Wendell Lewis Willkie (/ˈwɛndəlˈluːɨsˈwɪlki/; February 18, 1892 – October 8, 1944) was a corporate lawyer in the United States and a dark horse who became the Republican Party nominee for president in 1940. A member of the liberal wing of the GOP, he crusaded against those domestic policies of the New Deal that he thought were inefficient and anti-business. Willkie, an internationalist, needed the votes of the large isolationist element, so he waffled on the bitterly debated issue of America's role in World War II, losing support from both sides. His opponent Franklin D. Roosevelt won the 1940 election with 55% of the popular vote and 85% of the electoral vote.

Afterward, Roosevelt found Willkie to be compatible politically with his plans and brought him aboard as an informal ambassador-at-large. Willkie criss-crossed the globe on the former army bomber The Gulliver, bringing home a vision of "One World" freed from imperialism and colonialism. Following his journeys Willkie wrote One World; a bestselling account of his travels and meetings with the Allied heads of state, as well as ordinary citizens and soldiers in regions such as Russia and Iran. His liberalism lost him supporters in the GOP and he dropped out of the 1944 race, then died of a heart attack. He never held political office.

Early life
Education and early career
Willkie's house in Rushville

Willkie was born and raised in Elwood, Indiana, the son of Herman Willkie, a German immigrant from Aschersleben whose family name originally was "Willcke", and his wife Henrietta Trisch. Both of his parents were lawyers in Elwood, his mother being one of the first women admitted to the bar in Indiana. He was named Lewis Wendell Willkie, but among his friends and family he was called by his middle name, Wendell.

Willkie graduated from Elwood High School, and four years later in 1913 earned a BA from Indiana University, where he belonged to Beta Theta Pi fraternity. He taught history for a year in Coffeyville, Kansas, then entered the Indiana University School of Law, receiving his LLB in 1916.

The following year, when the U.S. entered World War I, Willkie enlisted in the Army. An Army clerk accidentally transposed his first and middle names, and Willkie did not correct it, thereafter calling himself Wendell Lewis Willkie. He received a commission as a First Lieutenant and trained to be an artillery officer. However, he arrived in France just as the war ended. Since he was a lawyer, he was assigned to the American headquarters in Paris to assist in military trials.

After his discharge, Willkie worked as a corporate lawyer for the Firestone Tire and Rubber Company in Akron, Ohio. He became active in the Akron Democratic Party, and was a delegate to the 1924 Democratic National Convention. In 1919 Willkie married Edith Wilk (no relation), a librarian from Rushville, Indiana.
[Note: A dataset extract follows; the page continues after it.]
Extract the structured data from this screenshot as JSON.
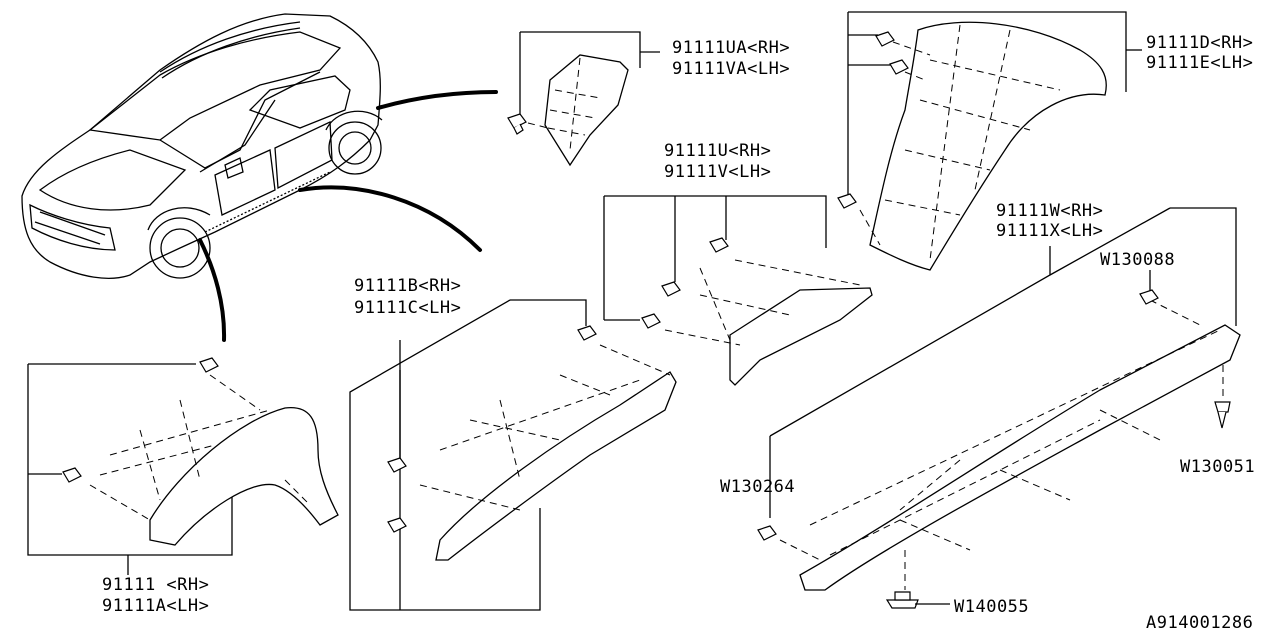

They had one son, Philip.

Business and politics
In 1929, Willkie became a legal counsel for the New York-based Commonwealth & Southern Corporation, which provided electrical power to customers in eleven states. Four years later, he became the company's president. Willkie was a delegate to the 1932 Democratic National Convention. He initially backed former Secretary of War Newton D. Baker for the presidential nomination, but when Franklin D. Roosevelt was chosen, Willkie supported him and contributed money to his campaign.